A series of investigations conducted by Vimal et al. elucidated the therapeutic advantages associated with the use of Au-PEG nanoparticles in the context of Alzheimer’s disease (AD)114. The administration of nanogold polyethylene glycol (PEG) conjugate resulted in notable enhancements in cognitive function among transgenic tau P301L mutant mice, as evidenced by a reduction in the levels of phosphorylated tau and total tau. Au-PEG nanoparticles (NPs) have demonstrated notable inhibitory effects on amyloidosis in ex vivo studies involving patients with Alzheimer’s disease (AD). These findings indicate that Au-PEG NPs hold promise as a viable treatment for AD.
In addition, a study conducted by Ghalandari et al. involved the synthesis of folic acid-functionalized Au nanoparticles as well as gold iron oxide (Fe3O4) core-shell nanoparticles103,115. Notably, both types of nanoparticles exhibited notable affinity for tubulin and tau proteins. Functionalized gold nanoparticles (Au NPs) exhibit considerable potential for the development of targeted drug delivery systems for the treatment of Alzheimer’s disease (AD).

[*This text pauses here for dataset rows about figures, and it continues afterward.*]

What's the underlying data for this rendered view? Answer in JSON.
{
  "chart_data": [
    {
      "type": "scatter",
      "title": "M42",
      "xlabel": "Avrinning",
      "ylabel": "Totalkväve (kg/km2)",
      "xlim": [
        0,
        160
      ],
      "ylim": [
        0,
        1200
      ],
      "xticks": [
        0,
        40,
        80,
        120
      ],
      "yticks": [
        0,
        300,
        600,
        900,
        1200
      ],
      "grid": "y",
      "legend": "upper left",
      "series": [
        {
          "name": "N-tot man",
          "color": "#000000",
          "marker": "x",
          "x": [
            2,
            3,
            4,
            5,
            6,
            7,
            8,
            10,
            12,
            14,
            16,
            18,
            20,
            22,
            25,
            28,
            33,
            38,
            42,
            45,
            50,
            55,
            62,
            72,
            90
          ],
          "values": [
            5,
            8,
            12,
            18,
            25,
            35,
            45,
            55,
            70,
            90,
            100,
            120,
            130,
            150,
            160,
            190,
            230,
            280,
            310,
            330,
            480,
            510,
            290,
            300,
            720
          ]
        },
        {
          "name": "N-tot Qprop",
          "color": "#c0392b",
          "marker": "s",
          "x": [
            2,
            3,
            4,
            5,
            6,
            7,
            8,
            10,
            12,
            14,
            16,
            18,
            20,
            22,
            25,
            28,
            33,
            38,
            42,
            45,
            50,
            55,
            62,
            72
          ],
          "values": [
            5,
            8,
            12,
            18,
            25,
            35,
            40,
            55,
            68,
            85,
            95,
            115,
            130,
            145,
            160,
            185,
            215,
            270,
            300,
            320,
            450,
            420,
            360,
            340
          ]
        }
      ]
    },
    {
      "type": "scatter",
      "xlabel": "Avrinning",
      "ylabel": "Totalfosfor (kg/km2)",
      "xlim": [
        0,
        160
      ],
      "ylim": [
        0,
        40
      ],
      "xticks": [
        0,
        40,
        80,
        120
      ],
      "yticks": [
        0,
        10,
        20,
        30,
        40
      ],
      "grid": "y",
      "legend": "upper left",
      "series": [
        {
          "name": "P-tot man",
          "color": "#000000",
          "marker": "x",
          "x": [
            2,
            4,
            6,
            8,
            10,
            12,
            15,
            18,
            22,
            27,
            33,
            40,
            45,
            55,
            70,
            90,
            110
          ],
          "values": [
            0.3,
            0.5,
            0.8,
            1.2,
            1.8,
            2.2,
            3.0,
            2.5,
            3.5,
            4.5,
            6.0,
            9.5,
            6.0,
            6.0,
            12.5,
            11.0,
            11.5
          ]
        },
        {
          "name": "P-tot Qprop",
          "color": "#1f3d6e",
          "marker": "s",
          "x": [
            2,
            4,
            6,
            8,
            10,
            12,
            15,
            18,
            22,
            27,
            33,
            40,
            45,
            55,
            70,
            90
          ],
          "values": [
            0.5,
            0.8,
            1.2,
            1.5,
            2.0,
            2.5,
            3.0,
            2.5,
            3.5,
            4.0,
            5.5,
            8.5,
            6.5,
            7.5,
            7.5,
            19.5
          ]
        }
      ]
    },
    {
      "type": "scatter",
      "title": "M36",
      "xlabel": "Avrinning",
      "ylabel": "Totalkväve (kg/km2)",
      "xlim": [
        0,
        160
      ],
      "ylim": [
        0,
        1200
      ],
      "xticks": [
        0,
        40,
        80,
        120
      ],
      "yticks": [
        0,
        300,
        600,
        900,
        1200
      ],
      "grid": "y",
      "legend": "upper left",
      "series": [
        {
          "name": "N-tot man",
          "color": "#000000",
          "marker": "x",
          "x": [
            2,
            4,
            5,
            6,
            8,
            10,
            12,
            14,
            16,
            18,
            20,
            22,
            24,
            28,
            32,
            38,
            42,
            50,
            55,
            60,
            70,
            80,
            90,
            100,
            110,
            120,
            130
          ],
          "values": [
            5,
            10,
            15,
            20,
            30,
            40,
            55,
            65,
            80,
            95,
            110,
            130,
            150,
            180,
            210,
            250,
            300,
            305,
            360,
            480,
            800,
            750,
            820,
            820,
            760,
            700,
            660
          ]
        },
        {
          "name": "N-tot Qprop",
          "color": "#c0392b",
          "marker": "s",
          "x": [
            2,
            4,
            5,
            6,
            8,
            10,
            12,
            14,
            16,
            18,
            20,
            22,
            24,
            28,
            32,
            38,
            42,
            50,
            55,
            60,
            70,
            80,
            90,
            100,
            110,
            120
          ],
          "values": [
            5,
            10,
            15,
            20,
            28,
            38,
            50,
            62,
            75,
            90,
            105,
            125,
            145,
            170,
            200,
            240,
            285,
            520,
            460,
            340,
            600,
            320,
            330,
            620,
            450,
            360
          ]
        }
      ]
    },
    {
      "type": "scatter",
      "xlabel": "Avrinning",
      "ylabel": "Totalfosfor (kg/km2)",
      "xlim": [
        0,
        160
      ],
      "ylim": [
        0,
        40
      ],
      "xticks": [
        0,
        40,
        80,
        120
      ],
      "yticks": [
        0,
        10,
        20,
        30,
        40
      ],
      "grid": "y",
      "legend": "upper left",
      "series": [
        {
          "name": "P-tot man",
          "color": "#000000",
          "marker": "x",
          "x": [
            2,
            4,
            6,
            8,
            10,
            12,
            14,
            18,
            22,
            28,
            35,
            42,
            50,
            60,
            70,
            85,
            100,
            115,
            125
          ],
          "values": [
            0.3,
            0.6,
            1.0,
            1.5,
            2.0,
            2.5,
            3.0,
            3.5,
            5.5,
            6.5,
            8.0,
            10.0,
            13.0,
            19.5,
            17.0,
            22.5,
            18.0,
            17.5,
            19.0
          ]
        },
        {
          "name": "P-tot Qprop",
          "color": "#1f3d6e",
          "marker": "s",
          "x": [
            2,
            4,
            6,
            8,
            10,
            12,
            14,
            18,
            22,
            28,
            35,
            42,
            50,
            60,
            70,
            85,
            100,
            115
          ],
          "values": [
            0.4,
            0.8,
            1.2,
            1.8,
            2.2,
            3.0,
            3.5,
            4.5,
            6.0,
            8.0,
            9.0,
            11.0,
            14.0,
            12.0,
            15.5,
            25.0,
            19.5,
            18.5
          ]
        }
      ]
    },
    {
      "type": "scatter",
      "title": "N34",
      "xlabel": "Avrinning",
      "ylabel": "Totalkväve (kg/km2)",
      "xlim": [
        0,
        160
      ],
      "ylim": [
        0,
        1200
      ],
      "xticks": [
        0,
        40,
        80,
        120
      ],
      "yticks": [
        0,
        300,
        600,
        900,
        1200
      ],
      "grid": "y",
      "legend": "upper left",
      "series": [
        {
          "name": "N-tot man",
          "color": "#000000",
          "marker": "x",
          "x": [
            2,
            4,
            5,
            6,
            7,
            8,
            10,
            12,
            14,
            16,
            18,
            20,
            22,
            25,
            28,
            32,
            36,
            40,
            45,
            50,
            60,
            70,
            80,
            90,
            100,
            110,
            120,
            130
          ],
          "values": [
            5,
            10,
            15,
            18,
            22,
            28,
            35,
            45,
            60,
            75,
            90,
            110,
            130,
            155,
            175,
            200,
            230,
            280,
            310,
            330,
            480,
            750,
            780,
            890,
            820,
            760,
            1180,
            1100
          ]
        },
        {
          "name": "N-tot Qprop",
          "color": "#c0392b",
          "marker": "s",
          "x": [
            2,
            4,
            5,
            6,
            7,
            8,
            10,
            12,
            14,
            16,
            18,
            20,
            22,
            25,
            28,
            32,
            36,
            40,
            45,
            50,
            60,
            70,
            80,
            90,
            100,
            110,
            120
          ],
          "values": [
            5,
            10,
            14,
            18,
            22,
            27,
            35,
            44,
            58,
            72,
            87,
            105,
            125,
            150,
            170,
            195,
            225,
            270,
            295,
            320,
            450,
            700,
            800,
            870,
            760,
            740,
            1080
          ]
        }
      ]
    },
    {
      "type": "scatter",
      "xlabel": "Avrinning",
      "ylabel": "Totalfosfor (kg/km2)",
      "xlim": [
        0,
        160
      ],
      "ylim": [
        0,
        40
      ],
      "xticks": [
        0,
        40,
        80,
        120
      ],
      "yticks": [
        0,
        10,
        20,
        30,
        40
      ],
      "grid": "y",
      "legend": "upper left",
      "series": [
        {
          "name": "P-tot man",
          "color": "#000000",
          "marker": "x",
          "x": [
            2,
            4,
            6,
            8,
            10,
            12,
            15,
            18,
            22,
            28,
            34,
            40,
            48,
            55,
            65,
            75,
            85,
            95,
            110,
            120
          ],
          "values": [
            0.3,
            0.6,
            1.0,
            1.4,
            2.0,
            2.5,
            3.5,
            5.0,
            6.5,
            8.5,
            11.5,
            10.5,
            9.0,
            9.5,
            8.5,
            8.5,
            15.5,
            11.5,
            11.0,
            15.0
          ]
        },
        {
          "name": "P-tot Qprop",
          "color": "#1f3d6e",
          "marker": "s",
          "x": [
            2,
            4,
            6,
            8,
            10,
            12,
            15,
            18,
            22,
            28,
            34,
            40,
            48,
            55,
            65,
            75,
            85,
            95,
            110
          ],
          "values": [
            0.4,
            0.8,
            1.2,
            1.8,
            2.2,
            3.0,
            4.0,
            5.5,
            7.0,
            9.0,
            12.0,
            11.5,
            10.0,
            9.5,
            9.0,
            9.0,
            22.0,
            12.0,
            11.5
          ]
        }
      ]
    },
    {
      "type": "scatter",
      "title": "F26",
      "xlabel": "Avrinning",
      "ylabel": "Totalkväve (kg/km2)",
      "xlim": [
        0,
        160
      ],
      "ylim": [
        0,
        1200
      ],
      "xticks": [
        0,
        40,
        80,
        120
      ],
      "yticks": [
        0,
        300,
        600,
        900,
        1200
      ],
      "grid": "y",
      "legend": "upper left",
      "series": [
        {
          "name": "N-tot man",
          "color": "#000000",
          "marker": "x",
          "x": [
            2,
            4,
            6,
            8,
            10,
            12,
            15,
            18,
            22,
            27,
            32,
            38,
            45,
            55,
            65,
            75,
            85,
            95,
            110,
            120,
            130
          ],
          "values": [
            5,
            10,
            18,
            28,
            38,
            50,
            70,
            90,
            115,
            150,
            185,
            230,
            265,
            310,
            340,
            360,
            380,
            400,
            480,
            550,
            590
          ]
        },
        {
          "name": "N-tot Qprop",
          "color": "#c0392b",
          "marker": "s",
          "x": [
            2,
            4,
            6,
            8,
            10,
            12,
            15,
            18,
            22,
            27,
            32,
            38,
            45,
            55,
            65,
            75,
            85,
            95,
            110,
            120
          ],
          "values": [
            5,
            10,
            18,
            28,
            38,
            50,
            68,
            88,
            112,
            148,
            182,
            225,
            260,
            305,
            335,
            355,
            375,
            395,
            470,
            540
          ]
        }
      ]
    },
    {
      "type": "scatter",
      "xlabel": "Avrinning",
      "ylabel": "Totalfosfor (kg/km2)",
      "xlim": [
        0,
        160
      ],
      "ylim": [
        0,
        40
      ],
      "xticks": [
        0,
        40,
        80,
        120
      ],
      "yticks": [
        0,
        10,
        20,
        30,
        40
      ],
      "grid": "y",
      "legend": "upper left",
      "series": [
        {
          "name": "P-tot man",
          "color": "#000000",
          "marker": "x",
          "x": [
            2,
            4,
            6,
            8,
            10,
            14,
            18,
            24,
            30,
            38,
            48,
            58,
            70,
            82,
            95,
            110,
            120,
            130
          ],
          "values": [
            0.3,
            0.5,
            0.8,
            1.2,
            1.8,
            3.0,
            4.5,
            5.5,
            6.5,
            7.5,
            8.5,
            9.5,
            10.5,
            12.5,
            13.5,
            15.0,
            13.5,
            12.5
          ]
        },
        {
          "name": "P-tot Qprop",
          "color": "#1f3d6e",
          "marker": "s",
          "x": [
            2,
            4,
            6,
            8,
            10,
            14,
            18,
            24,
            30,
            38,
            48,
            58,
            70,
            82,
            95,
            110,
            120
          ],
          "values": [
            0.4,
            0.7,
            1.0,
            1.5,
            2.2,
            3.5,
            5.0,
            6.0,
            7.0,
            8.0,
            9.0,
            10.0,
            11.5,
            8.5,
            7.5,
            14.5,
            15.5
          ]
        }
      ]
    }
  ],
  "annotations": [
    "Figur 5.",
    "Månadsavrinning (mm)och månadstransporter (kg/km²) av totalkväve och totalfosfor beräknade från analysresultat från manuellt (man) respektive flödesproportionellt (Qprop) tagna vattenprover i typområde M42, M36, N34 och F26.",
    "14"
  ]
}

The utilization of gold nanoparticles (Au NPs) in Alzheimer’s disease (AD) research is highly advantageous because of their distinctive characteristics and compatibility with biological systems103. The provision of opportunities for early diagnosis and potential therapeutic interventions represents a significant advancement in the field as it introduces novel avenues for effectively addressing the challenges presented by Alzheimer’s disease (AD). However, it is imperative to conduct additional research and clinical studies to comprehensively understand and exploit the potential of (Au NPs) in the management of Alzheimer’s disease (AD).